Engineering considerations say we want that with single subexpression evaluation and short-circuit semantics.

If generating code for a C program, the relop doesn't check whether the left subtree is another relop; all it knows is that the left subtree returned #false (or #true), so it compares its right subtree to that value. And treats booleans as a subrange of numbers [0..1], so the comparisons have humorous results that require "inside" knowledge about the binary representation of booleans to comprehend. We get single subexpression evaluation but no short-circuit semantics.

In languages like Java, comparing booleans and numbers is a static type error, because static type errors are probably more useful than humorous results that require inside knowledge about binary representation of booleans to correctly interpret. No subexpression evaluation, no short circuit semantics.

If it's a logic-descended language, the comparison may return NIL or a non-NIL value, and the non-NIL value it returns is the value of the last subexpression evaluated, meaning the value of the right subtree. This treats numbers as a subrange of boolean values (all of them are #true). And any relop whose left subtree is NIL returns NIL without evaluating its right subtree. An analogue of the mathematician's interpretation of chained relational operations falls out "naturally" and if you never do numeric operations on a value you got in a context that encouraged you to think of it as a boolean, you will never notice the difference. You also get single subexpression evaluation, you get short circuit semantics - all seems good!
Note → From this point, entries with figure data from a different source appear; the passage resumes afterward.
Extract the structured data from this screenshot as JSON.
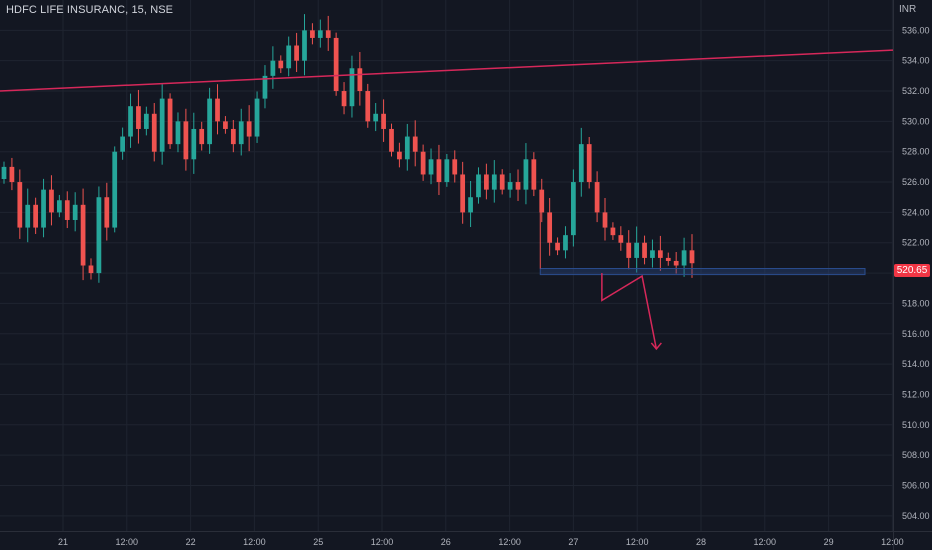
{
  "header": {
    "title": "HDFC LIFE INSURANC, 15, NSE",
    "currency": "INR",
    "last_price": "520.65"
  },
  "colors": {
    "background": "#131722",
    "grid": "#1f2430",
    "up": "#26a69a",
    "down": "#ef5350",
    "trendline": "#d6285a",
    "zone": "#2a4d8f",
    "axis_text": "#b2b5be"
  },
  "chart_data": {
    "type": "candlestick",
    "ylim": [
      503,
      538
    ],
    "y_ticks": [
      "504.00",
      "506.00",
      "508.00",
      "510.00",
      "512.00",
      "514.00",
      "516.00",
      "518.00",
      "520.00",
      "522.00",
      "524.00",
      "526.00",
      "528.00",
      "530.00",
      "532.00",
      "534.00",
      "536.00"
    ],
    "x_ticks": [
      "21",
      "12:00",
      "22",
      "12:00",
      "25",
      "12:00",
      "26",
      "12:00",
      "27",
      "12:00",
      "28",
      "12:00",
      "29",
      "12:00"
    ],
    "close_path": [
      527.0,
      526.0,
      523.0,
      524.5,
      523.0,
      525.5,
      524.0,
      524.8,
      523.5,
      524.5,
      520.5,
      520.0,
      525.0,
      523.0,
      528.0,
      529.0,
      531.0,
      529.5,
      530.5,
      528.0,
      531.5,
      528.5,
      530.0,
      527.5,
      529.5,
      528.5,
      531.5,
      530.0,
      529.5,
      528.5,
      530.0,
      529.0,
      531.5,
      533.0,
      534.0,
      533.5,
      535.0,
      534.0,
      536.0,
      535.5,
      536.0,
      535.5,
      532.0,
      531.0,
      533.5,
      532.0,
      530.0,
      530.5,
      529.5,
      528.0,
      527.5,
      529.0,
      528.0,
      526.5,
      527.5,
      526.0,
      527.5,
      526.5,
      524.0,
      525.0,
      526.5,
      525.5,
      526.5,
      525.5,
      526.0,
      525.5,
      527.5,
      525.5,
      524.0,
      522.0,
      521.5,
      522.5,
      526.0,
      528.5,
      526.0,
      524.0,
      523.0,
      522.5,
      522.0,
      521.0,
      522.0,
      521.0,
      521.5,
      521.0,
      520.8,
      520.5,
      521.5,
      520.65
    ],
    "trendline": {
      "from": [
        0,
        532.0
      ],
      "to": [
        100,
        534.7
      ]
    },
    "support_zone": {
      "from_x": 60.5,
      "to_x": 100,
      "top": 520.3,
      "bottom": 519.9
    },
    "projection": [
      [
        67.4,
        520.0
      ],
      [
        67.4,
        518.2
      ],
      [
        71.9,
        519.8
      ],
      [
        73.5,
        515.0
      ]
    ]
  }
}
But it breaks static type checking. This means NIL is its own type, and relational operators have to check for it at runtime, and it can get returned to continuations that expect numbers. So now everything that uses booleans or numbers has to do runtime type checking. From a static type checking POV treating numbers as a subrange of booleans is even more expensive than treating booleans as a subrange of numbers.
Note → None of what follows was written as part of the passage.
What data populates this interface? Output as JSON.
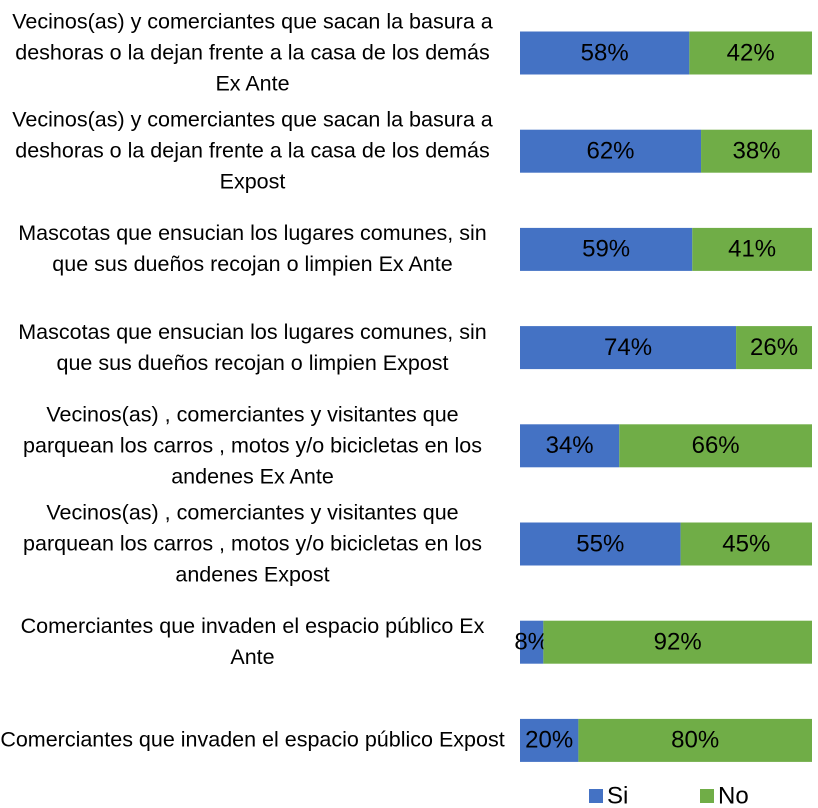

When I'm traversing the abstract syntax tree after parsing, I can have different code templates to emit code for relational operations. I pick one depending on whether a subtree or the parent node is or is not another relop. So I get static type checking, I get the mathematician's interpretation of chained relational operators, I get the efficiency of caching a single evaluation instead of expanding a macro and evaluating something a second time.... all is good.

But now I broke referential transparency. Identical subexpressions encountered in different contexts mean different things. All the type checking can be done statically, but the relational ops other than the root of the chain are making a choice between jumping to their own continuation site in their parent relational op (to return a number) or to the boolean continuation at the call site of the whole chain (to return #false). Only the root of the chain is special; it has no numeric continuation, and can jump instead to the exit continuation to return #true. This is statically typed return polymorphism.

I was considering whether to be upset about breaking referential transparency, but then I realized people are using languages with exceptions all the time without complaining about it, so referential transparency can take a walk, I guess, if it gets us static type checking.